The pauses are self-limiting in terms of the amount of weight that they can use. It also creates more awareness surrounding positions and how stability is being created through the range of motion.

In this example session, we’re focusing on the deadlift:

Deadlift w/ 1s pause at mid-shin

4x4; Across; Rest 2 min

*Reset each rep

Progression here can follow the same rules in terms of changing volume, intensity, and rest. But we can also adjust either the time paused or the position of the pause.

In the above example, we may progress this by moving the pause further up the range of motion:

Deadlift w/ 1s pause above-the-knee

4x4; Across; Rest 2 min

*Reset each rep

6. Variations In Main Exercise

Westside Barbell has become famous for constantly varying the exercise they use on their max effort days. By switching bars and ranges of motion, they avoid overtraining specific movement patterns and force learning and adaptation to slightly different patterns.
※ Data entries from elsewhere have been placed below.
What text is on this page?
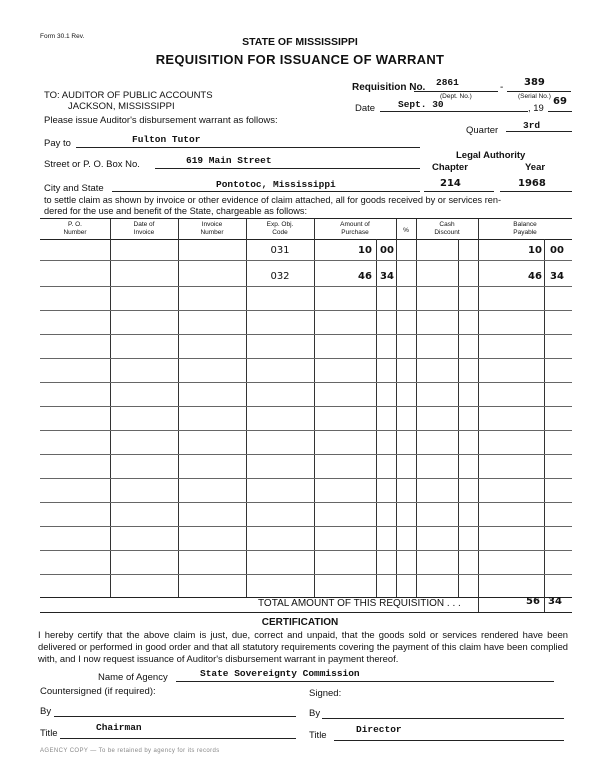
Form 30.1 Rev.	STATE OF MISSISSIPPI
REQUISITION FOR ISSUANCE OF WARRANT
Requisition No. 2861	- 389
(Dept. No.)	(Serial No.)
Date Sept. 30	, 19
69
Quarter	3rd
TO: AUDITOR OF PUBLIC ACCOUNTS
JACKSON, MISSISSIPPI
Please issue Auditor's disbursement warrant as follows:
Pay to	Fulton Tutor
Legal Authority
Chapter	Year
Street or P. O. Box No.	619 Main Street
City and State	Pontotoc, Mississippi	214	1968
to settle claim as shown by invoice or other evidence of claim attached, all for goods received by or services ren-
dered for the use and benefit of the State, chargeable as follows:
P. O.
Number
Date of
Invoice
Invoice
Number
Exp. Obj.
Code
Amount of
Purchase	%
Cash
Discount
Balance
Payable
031	10 00	10 00
032	46 34	46 34
TOTAL AMOUNT OF THIS REQUISITION . . .	56 34
CERTIFICATION
I hereby certify that the above claim is just, due, correct and unpaid, that the goods sold or services rendered have been delivered or performed in good order and that all statutory requirements covering the payment of this claim have been complied with, and I now request issuance of Auditor's disbursement warrant in payment thereof.
Name of Agency	State Sovereignty Commission
Countersigned (if required):	Signed:
By	By
Title
Chairman
Title
Director
AGENCY COPY — To be retained by agency for its records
Now, this variation can go too far and can prevent developing proper skill in certain movements (which is why you don’t see weightlifters changing the type of bar that they snatch on every week).

But – just like almost everything discussed in this article – there is a pendulum that can swing too far in both directions.

Some variations reduce the total amount of load possible to be lifted in a specific pattern. If we take the deadlift, we can change the grip to significantly decrease the amount of load an athlete is pulling:

Double Overhand Deadlift, no hook grip – 2” riser

Build to a tough 5 for today in 10 min

*Reset each rep

**Should be less than a tough set of 5 for a conventional deadlift

Similarly, we can also dramatically increase the load an athlete can lift in a deadlift by shortening the range of motion:

Rack pulls from above-the-knee

Build to a tough 5 for today in 10 min

*Reset each rep

**Should be more than a tough set of 5 for a conventional deadlift

These variations of the main lifts can be used as accessory work, or can be rotated in as focus lifts for either a training session or a cycle.